The debate on IPv6 seems to have changed significantly this year, from a futuristic possibility to an inevitability. What is your view of IPv6 deployment — when and how it will happen?
When it will happen is sooner rather than later. But I think that the business model for the large internet service providers still has to do with it.
When they can make money from IPv6 is when they’ll roll it out. The cost pressures on getting more IPv4 addresses will tilt the scale eventually. [IETF participant] Geoff Houston gave a talk on how fast IPv4 addresses are being given out. He has a projected date for when he thinks they are going to run out. He thinks it’s March 2010.
My view is that enterprises need to start planning for IPv6 now because it’s coming. We need to have people deploy IPv6 now so that the entire internet supports both [IPv4 and IPv6] stacks so that the transition can be more smooth.
What advice would you offer to corporate network managers about IPv6 adoption?
Start now. I think that the profile work that [the National Institute of Standards and Technology] is doing will serve as a good starting place for any enterprise that’s starting that endeavour. Leverage their work.
What do you see as the most exciting work going on in the IETF right now?
I think Hokey is very exciting. It involves handover-keying. I think it’s exciting because it’s an attempt to allow secure handover across different kinds of networks, including wired and wireless and various different types of wireless so a mobile device can move across those networks seamlessly and securely. It would be a very important infrastructure element to the future of the internet that many of us see.
The group has met only two or three times.
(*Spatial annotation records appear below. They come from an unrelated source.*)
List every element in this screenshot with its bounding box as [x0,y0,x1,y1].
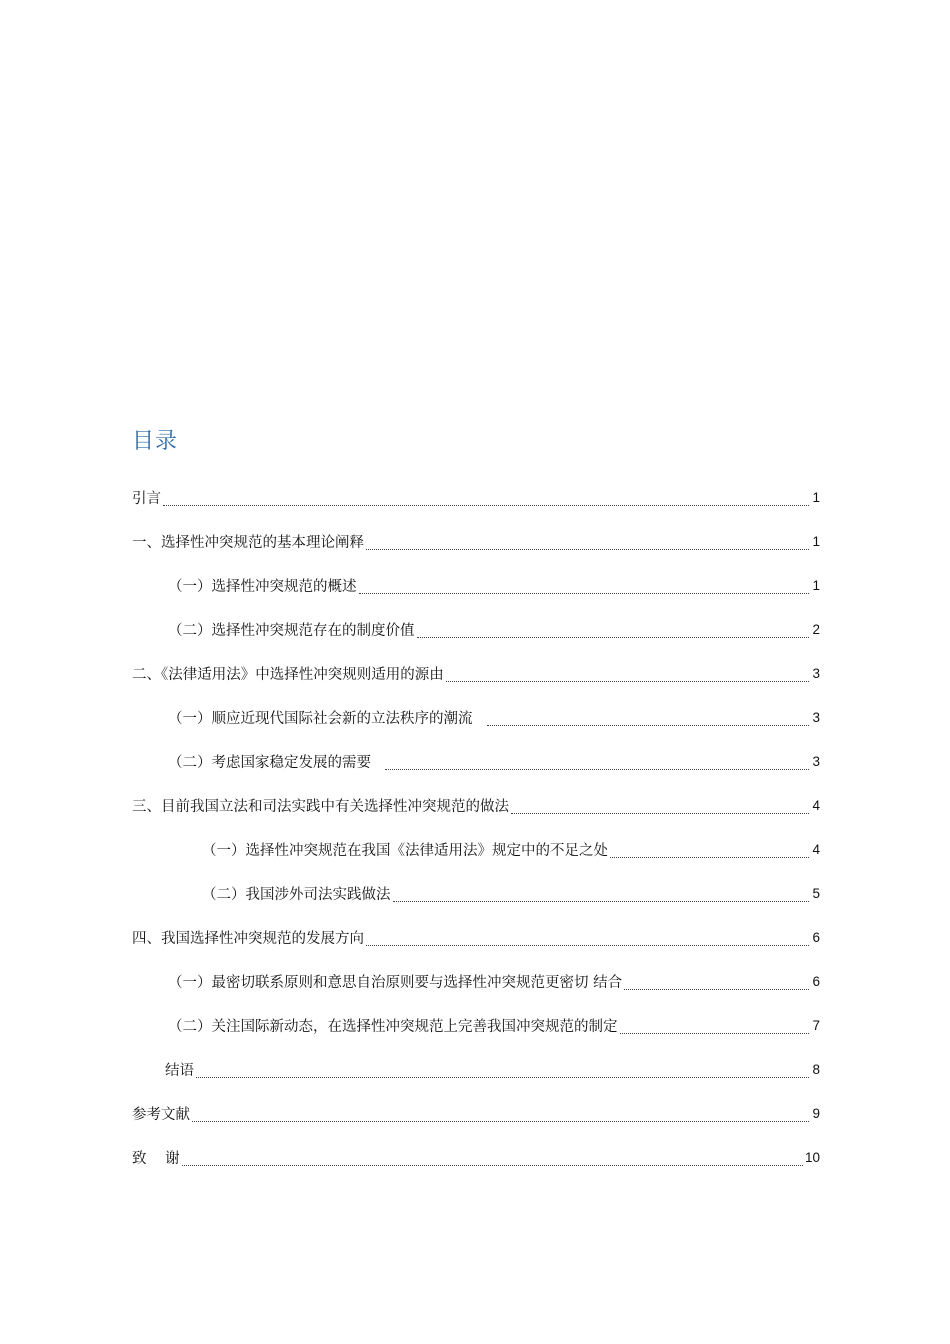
dot-leader [192,1120,809,1122]
toc-entry-conclusion[interactable] [132,1047,820,1091]
dot-leader [487,724,810,726]
toc-entry-page: 8 [812,1061,820,1077]
toc-entry-page: 5 [812,885,820,901]
dot-leader [366,944,809,946]
dot-leader [511,812,809,814]
toc-entry-page: 7 [812,1017,820,1033]
toc-entry-chapter-3[interactable] [132,783,820,827]
toc-entry-text: 结语 [165,1062,194,1079]
dot-leader [163,504,809,506]
toc-entry-text: 一、选择性冲突规范的基本理论阐释 [132,534,364,551]
toc-entry-page: 9 [812,1105,820,1121]
toc-entry-page: 3 [812,709,820,725]
toc-entry-page: 3 [812,665,820,681]
dot-leader [359,592,810,594]
toc-entry-text: （二）我国涉外司法实践做法 [202,886,391,903]
dot-leader [620,1032,810,1034]
toc-entry-page: 2 [812,621,820,637]
toc-entry-text: 三、目前我国立法和司法实践中有关选择性冲突规范的做法 [132,798,509,815]
toc-entry-text: （一）最密切联系原则和意思自治原则要与选择性冲突规范更密切 结合 [168,974,623,991]
table-of-contents [132,475,820,1179]
toc-entry-text: （一）选择性冲突规范的概述 [168,578,357,595]
toc-entry-text: 引言 [132,490,161,507]
dot-leader [610,856,809,858]
toc-entry-text: 四、我国选择性冲突规范的发展方向 [132,930,364,947]
toc-entry-text: 致 谢 [132,1150,180,1167]
toc-entry-chapter-4[interactable] [132,915,820,959]
toc-entry-text: （二）考虑国家稳定发展的需要 [168,754,371,771]
toc-entry-section-2-1[interactable] [132,695,820,739]
toc-entry-text: （二）选择性冲突规范存在的制度价值 [168,622,415,639]
dot-leader [624,988,809,990]
toc-entry-section-3-2[interactable] [132,871,820,915]
dot-leader [182,1164,803,1166]
toc-entry-page: 1 [812,533,820,549]
dot-leader [393,900,810,902]
toc-entry-page: 6 [812,929,820,945]
toc-entry-acknowledgements[interactable] [132,1135,820,1179]
toc-entry-chapter-1[interactable] [132,519,820,563]
toc-entry-page: 4 [812,841,820,857]
toc-entry-references[interactable] [132,1091,820,1135]
toc-entry-section-3-1[interactable] [132,827,820,871]
toc-entry-chapter-2[interactable] [132,651,820,695]
toc-entry-page: 1 [812,577,820,593]
dot-leader [366,548,809,550]
toc-entry-page: 4 [812,797,820,813]
toc-entry-text: 参考文献 [132,1106,190,1123]
toc-entry-text: （一）顺应近现代国际社会新的立法秩序的潮流 [168,710,473,727]
toc-entry-text: （一）选择性冲突规范在我国《法律适用法》规定中的不足之处 [202,842,608,859]
toc-entry-page: 3 [812,753,820,769]
toc-entry-text: （二）关注国际新动态，在选择性冲突规范上完善我国冲突规范的制定 [168,1018,618,1035]
toc-entry-page: 6 [812,973,820,989]
dot-leader [417,636,810,638]
toc-entry-section-4-1[interactable] [132,959,820,1003]
toc-entry-section-1-1[interactable] [132,563,820,607]
toc-entry-section-2-2[interactable] [132,739,820,783]
toc-entry-page: 1 [812,489,820,505]
dot-leader [196,1076,809,1078]
toc-entry-section-1-2[interactable] [132,607,820,651]
toc-entry-introduction[interactable] [132,475,820,519]
toc-entry-section-4-2[interactable] [132,1003,820,1047]
dot-leader [385,768,809,770]
toc-title: 目录 [132,429,179,454]
dot-leader [446,680,809,682]
toc-entry-page: 10 [804,1149,820,1165]
toc-entry-text: 二、《法律适用法》中选择性冲突规则适用的源由 [132,666,444,683]
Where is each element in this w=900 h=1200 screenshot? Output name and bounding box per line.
There’s a lot of interesting work going on in the IETF, but if you want to know which one is tearing down big barriers, that’s Hokey.
What are the IETF’s biggest challenges going forward?
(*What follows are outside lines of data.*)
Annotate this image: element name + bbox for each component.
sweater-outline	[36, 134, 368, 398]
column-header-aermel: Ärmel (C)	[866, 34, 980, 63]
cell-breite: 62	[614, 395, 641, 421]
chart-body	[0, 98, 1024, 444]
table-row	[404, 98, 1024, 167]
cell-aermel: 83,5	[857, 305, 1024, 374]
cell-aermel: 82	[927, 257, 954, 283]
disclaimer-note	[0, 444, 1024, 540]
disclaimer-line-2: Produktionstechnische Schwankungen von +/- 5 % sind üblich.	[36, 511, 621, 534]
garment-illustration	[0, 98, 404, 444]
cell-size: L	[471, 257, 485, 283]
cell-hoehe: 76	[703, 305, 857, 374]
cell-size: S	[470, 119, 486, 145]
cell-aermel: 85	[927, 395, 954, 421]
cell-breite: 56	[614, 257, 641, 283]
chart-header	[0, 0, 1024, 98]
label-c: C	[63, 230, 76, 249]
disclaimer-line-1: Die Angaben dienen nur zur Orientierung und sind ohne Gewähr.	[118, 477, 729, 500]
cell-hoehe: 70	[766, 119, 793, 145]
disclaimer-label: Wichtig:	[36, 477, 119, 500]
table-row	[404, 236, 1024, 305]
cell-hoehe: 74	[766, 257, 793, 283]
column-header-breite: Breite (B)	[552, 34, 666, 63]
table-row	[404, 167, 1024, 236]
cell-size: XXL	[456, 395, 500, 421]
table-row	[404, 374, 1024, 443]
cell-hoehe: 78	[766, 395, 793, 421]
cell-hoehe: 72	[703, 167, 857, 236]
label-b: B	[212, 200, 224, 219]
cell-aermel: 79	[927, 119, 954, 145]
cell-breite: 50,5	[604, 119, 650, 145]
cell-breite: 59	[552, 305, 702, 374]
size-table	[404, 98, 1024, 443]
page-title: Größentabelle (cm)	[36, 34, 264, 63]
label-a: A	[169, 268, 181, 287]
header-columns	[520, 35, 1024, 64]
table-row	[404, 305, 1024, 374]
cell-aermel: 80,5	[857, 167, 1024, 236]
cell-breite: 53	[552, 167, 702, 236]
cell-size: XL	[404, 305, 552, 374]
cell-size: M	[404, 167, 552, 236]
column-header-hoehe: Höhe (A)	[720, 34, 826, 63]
Establishing better working relationships through liaisons to other standards development organisations, especially the International Telecommunication Union Telecommunications Standards Sector and Third Generation Partnership Project.
How is the IETF doing in terms of attendance and of administrative
Things are significantly improved, although we still need to deal with some things on the financial front. Our revenue is lower than we expected, so we need to do some things. We had lower attendance at this meeting. We’re about 90 people short of our projections. Where is the shortage coming from? Some Chinese participants are not here because of visa issues. Some Cisco folks aren’t here because of a meeting with a big customer. But that doesn’t account for 90 people. Our attendance at this meeting is 1,146 people. Our Montreal meeting last summer was 1,236.
Is the IETF still doing the most important standards work on the internet?
I think so. I wouldn’t have done this job if I thought the IETF was plummeting. I think we have the coolest work going. Other standards groups are totally dependent on us keeping the internet working well.